Des échéances étant restées impayées à compter du 15 décembre 2018 et après une mise en demeure restée infructueuse, la société De Lage Landen Leasing a saisi le président du tribunal de grande instance de Strasbourg d'une requête en injonction de payer à laquelle il a été fait droit par une ordonnance du 10 septembre 2019, signifiée le 19 septembre 2019, par laquelle M. [W] s'est vu enjoindre de payer à la requérante la somme de 17 205,90 euros, outre les intérêts, frais et dépens.

M. [W] a formé opposition à cette ordonnance, sans toutefois constituer avocat devant le tribunal, devenu le tribunal judiciaire de Strasbourg, qui, par jugement réputé contradictoire du 17 septembre 2020, l'a condamné à payer à la société De Lage Landen Leasing la somme de 17 205,90 euros augmentée des intérêts au taux contractuel de 7,26 % l'an à compter du 26 mars 2019, ainsi que la somme de 1 200 euros au titre de l'article 700 du code de procédure civile, outre les dépens incluant ceux de la procédure d'injonction de payer.

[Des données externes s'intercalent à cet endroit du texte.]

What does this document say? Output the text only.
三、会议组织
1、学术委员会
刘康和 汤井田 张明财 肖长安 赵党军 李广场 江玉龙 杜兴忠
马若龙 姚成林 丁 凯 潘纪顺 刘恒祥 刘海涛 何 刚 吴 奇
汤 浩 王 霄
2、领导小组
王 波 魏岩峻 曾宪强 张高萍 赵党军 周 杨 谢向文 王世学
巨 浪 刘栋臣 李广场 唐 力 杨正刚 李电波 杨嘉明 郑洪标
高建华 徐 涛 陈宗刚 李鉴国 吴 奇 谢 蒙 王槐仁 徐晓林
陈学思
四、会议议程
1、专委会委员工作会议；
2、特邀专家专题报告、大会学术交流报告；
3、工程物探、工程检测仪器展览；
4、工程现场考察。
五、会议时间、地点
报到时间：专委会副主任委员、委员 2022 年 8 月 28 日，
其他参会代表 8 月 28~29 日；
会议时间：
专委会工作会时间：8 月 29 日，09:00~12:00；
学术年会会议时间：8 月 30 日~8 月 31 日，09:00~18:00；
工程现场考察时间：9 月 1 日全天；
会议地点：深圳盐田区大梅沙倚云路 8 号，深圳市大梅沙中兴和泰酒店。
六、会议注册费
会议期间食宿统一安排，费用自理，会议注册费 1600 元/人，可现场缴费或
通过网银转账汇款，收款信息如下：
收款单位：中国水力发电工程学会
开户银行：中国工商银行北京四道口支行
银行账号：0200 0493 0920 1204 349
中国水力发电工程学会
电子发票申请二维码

Il a rejeté les autres demandes et assorti ce jugement de l'exécution provisoire.

M. [W] a interjeté appel de ce jugement par déclaration datée du 16 novembre 2020.

Par ses conclusions récapitulatives transmises par voie électronique le 26 juillet 2021, il sollicite l'infirmation du jugement déféré et que la cour, statuant à nouveau, déboute la société De Lage Landen Leasing de l'intégralité de ses demandes, en jugeant que les deux contrats de prêt litigieux ont été conclus en violation des obligations légales, et qu'elle condamne l'intimée aux entiers frais et dépens ainsi qu'au paiement de la somme de 1 000 euros en application de l'article 700 du code de procédure civile.

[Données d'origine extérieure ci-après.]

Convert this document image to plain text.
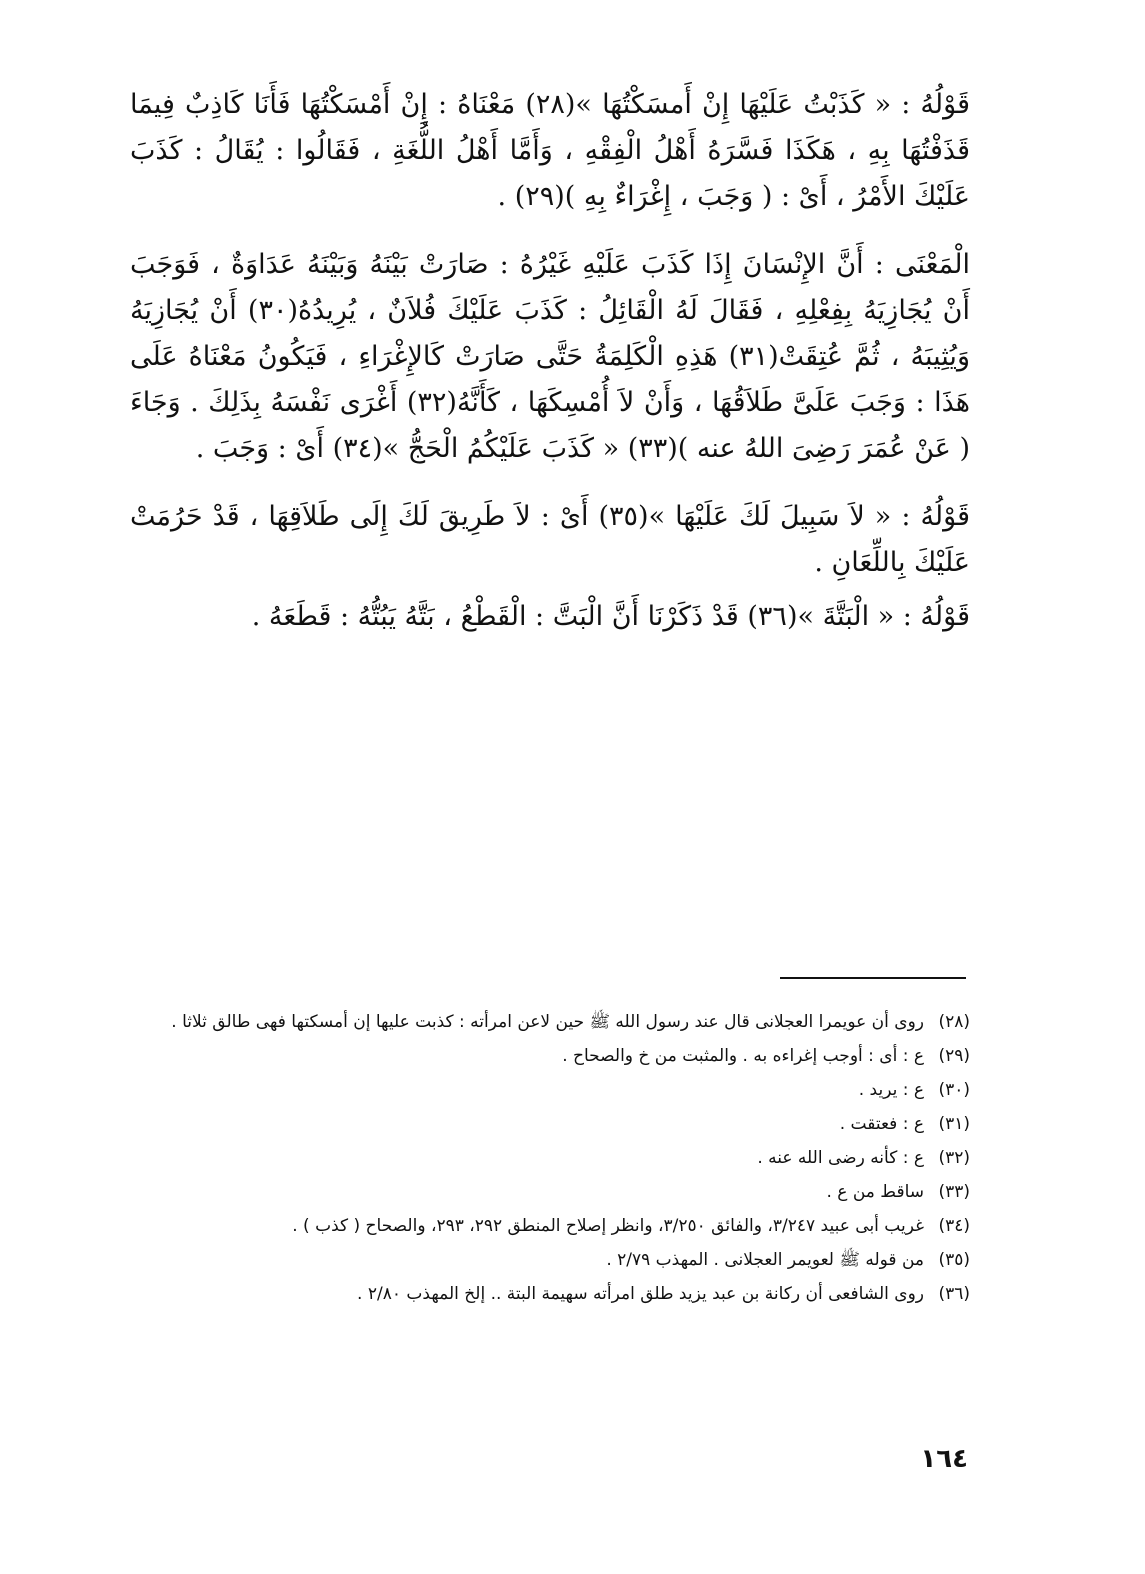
قَوْلُهُ : « كَذَبْتُ عَلَيْهَا إِنْ أَمسَكْتُهَا »(٢٨) مَعْنَاهُ : إِنْ أَمْسَكْتُهَا فَأَنَا كَاذِبٌ فِيمَا قَذَفْتُهَا بِهِ ، هَكَذَا فَسَّرَهُ أَهْلُ الْفِقْهِ ، وَأَمَّا أَهْلُ اللُّغَةِ ، فَقَالُوا : يُقَالُ : كَذَبَ عَلَيْكَ الأَمْرُ ، أَىْ : ( وَجَبَ ، إِغْرَاءٌ بِهِ )(٢٩) .

الْمَعْنَى : أَنَّ الإِنْسَانَ إِذَا كَذَبَ عَلَيْهِ غَيْرُهُ : صَارَتْ بَيْنَهُ وَبَيْنَهُ عَدَاوَةٌ ، فَوَجَبَ أَنْ يُجَازِيَهُ بِفِعْلِهِ ، فَقَالَ لَهُ الْقَائِلُ : كَذَبَ عَلَيْكَ فُلاَنٌ ، يُرِيدُهُ(٣٠) أَنْ يُجَازِيَهُ وَيُثِيبَهُ ، ثُمَّ عُتِقَتْ(٣١) هَذِهِ الْكَلِمَةُ حَتَّى صَارَتْ كَالإِغْرَاءِ ، فَيَكُونُ مَعْنَاهُ عَلَى هَذَا : وَجَبَ عَلَىَّ طَلاَقُهَا ، وَأَنْ لاَ أُمْسِكَهَا ، كَأَنَّهُ(٣٢) أَغْرَى نَفْسَهُ بِذَلِكَ . وَجَاءَ ( عَنْ عُمَرَ رَضِىَ اللهُ عنه )(٣٣) « كَذَبَ عَلَيْكُمُ الْحَجُّ »(٣٤) أَىْ : وَجَبَ .

قَوْلُهُ : « لاَ سَبِيلَ لَكَ عَلَيْهَا »(٣٥) أَىْ : لاَ طَرِيقَ لَكَ إِلَى طَلاَقِهَا ، قَدْ حَرُمَتْ عَلَيْكَ بِاللِّعَانِ .

قَوْلُهُ : « الْبَتَّةَ »(٣٦) قَدْ ذَكَرْنَا أَنَّ الْبَتَّ : الْقَطْعُ ، بَتَّهُ يَبُتُّهُ : قَطَعَهُ .

(٢٨)
روى أن عويمرا العجلانى قال عند رسول الله ﷺ حين لاعن امرأته : كذبت عليها إن أمسكتها فهى طالق ثلاثا .
(٢٩)
ع : أى : أوجب إغراءه به . والمثبت من خ والصحاح .
(٣٠)
ع : يريد .
(٣١)
ع : فعتقت .
(٣٢)
ع : كأنه رضى الله عنه .
(٣٣)
ساقط من ع .
(٣٤)
غريب أبى عبيد ٣/٢٤٧، والفائق ٣/٢٥٠، وانظر إصلاح المنطق ٢٩٢، ٢٩٣، والصحاح ( كذب ) .
(٣٥)
من قوله ﷺ لعويمر العجلانى . المهذب ٢/٧٩ .
(٣٦)
روى الشافعى أن ركانة بن عبد يزيد طلق امرأته سهيمة البتة .. إلخ المهذب ٢/٨٠ .
١٦٤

Par ailleurs, M. [W] sollicite le rejet de l'appel incident de la société De Lage Landen Leasing ainsi que la condamnation de cette dernière aux entiers frais et dépens nés de l'appel incident.

À l'appui de son appel, M. [W] soutient que :

- même si le matériel acquis et financé par les contrats signés avec la société De Lage Landen Leasing est un matériel professionnel, lui-même, dentiste de profession, est profane s'agissant des modalités de financement, les particularités du contrat ne relevant pas de sa sphère professionnelle,

- les contrats de prêt ne comportent pas l'ensemble des informations obligatoires, en violation des obligations légales,

- il n'a disposé ni d'informations complètes sur les modalités de financement, ni d'un délai de rétractation.

Sur l'appel incident de la société De Lage Landen Leasing, M. [W] déplore l'absence d'information reçue et soutient que l'article 4 des conditions générales relatives à l'intérêt de retard au taux de 1 % par mois s'analyse en une clause pénale, manifestement excessive et devant être réduite.

Par ses conclusions récapitulatives transmises par voie électronique le 30 septembre 2021, la société De Lage Landen Leasing sollicite le rejet de l'appel principal de M. [W] et la confirmation du jugement déféré dans la limite de son appel incident, par lequel elle sollicite l'infirmation de ce jugement en ce qu'il a appliqué des intérêts au taux de 7,26 % par an, au lieu de 12 % par an (1 % par mois).

Elle demande que la cour, statuant à nouveau, condamne M. [W] à lui payer la somme de 17 205,90 euros augmentée des intérêts au taux contractuel de 1 % par mois à compter du 26 mars 2019.

En tout état de cause, elle sollicite que M. [W] soit débouté de l'ensemble de ses demandes et qu'il soit condamné aux entiers dépens d'appel ainsi qu'au paiement de la somme de 3 000 euros sur le fondement de l'article 700 du code de procédure civile.

La société De Lage Landen Leasing souligne que, si M. [W] invoque un manque d'information lors de la souscription des contrats, et en particulier concernant le taux d'intérêt, il ne se fonde sur aucun texte légal, aucune convention, et ses demandes doivent donc être rejetées pour défaut de fondement juridique.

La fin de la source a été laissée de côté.